Ebook Banks, Financial Markets and International Consumption Risk Sharing

Submitted by wulan on Tue, 08/04/2009 - 03:10

How do countries deal with macroeconomic risk? In principle, countries should be able to pool and diversify idiosyncratic, that is, country-specific, risk internationally and thereby smooth consumption despite the occurrence of shocks. Although an extensive literature shows that the extent of consumption risk sharing between countries is relatively low (see e.g. Obstfeld and Rogoff, 2000; Lewis, 1999; Obstfeld, 1994; Backus et al., 1992), the precise channels through which risk is shared are less clear.

In this paper we study the role of domestic financial systems, by which we mean financial markets and banks, for the international sharing of consumption risk. The domestic financial system may be relevant for the international allocation of risk since it should provide instruments to share risk across countries. However, the provision of appropriate instruments may depend on how developed the financial system is and on how it is organized.

In general, countries with more developed financial systems are more likely to provide the appropriate instruments to share risk across borders. Thus, the overall development of the domestic financial system may determine the extent to which idiosyncratic risk can be diversified across countries. However, financial systems may be rather heterogeneous in terms of the development of the individual sectors. In other words, an overall highly developed financial system may be the result of a developed banking sector or sophisticated financial markets or both. If banks and financial markets are distinct channels for risk sharing then the degree of risk sharing achieved may in fact depend on the development of financial markets and of banks, respectively, and not on the overall development of the domestic financial system per se. In this case, it also follows that the extent of risk sharing may depend on which element of the financial system is dominant. In market-based systems, financial markets are relatively more important than the banking sector, whereas the opposite is true in countries which are better described as bank-based financial systems. Thus, risk sharing may vary across these types of financial system.
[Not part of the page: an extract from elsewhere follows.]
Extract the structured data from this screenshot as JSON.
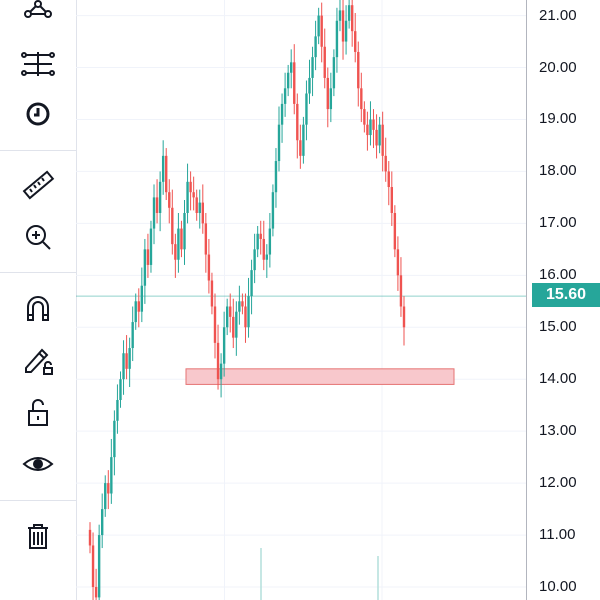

Against this background we explore empirically how characteristics of the domestic financial system influence the extent to which countries are able to share country-specific risk internationally. Our results indicate that it is primarily the development of financial markets which helps to share risk across countries. This result is in line with the idea that financial markets provide the necessary instruments to trade and diversify risk. Moreover, we find that banks play only a limited role for international risk sharing, which may be due to a home bias in bank assets (see e.g. Vazquez and Garcia-Herrero, 2007). Thus, financial markets and banks do not appear to be close substitutes for the international sharing of consumption risk. Furthermore, we find that countries characterized by market-based financial systems tend to be less exposed to idiosyncratic consumption risk than countries with bank-based systems.

Our analysis is closely related to Sorensen et al. (2007) and Hoffmann and Shcherbakova (2008) who argue that banks play an important role for the sharing of risk across US states. Thus, although the banking sector in the US contributes to risk sharing across states, banks do not appear to improve risk sharing across countries. The paper is also closely related to Hoffmann and Nitschka (2008). They show that the securitization of mortgage debt contributes significantly to risk sharing by making risk associated with residential real estate tradable. Yet, our analysis takes a broader view by analyzing the role of financial markets in general. Nevertheless, our results confirm that the tradability of risk helps to reduce the exposure to country specific shocks.

The paper is structured as follows: Section 2 sketches why characteristics of the domestic financial system may determine the degree of risk sharing and it summarizes the four issues that we explore in the paper. Section 3 describes the empirical methodology and the data set. Section 4 presents the estimation results. Section 5 summarizes and concludes the paper.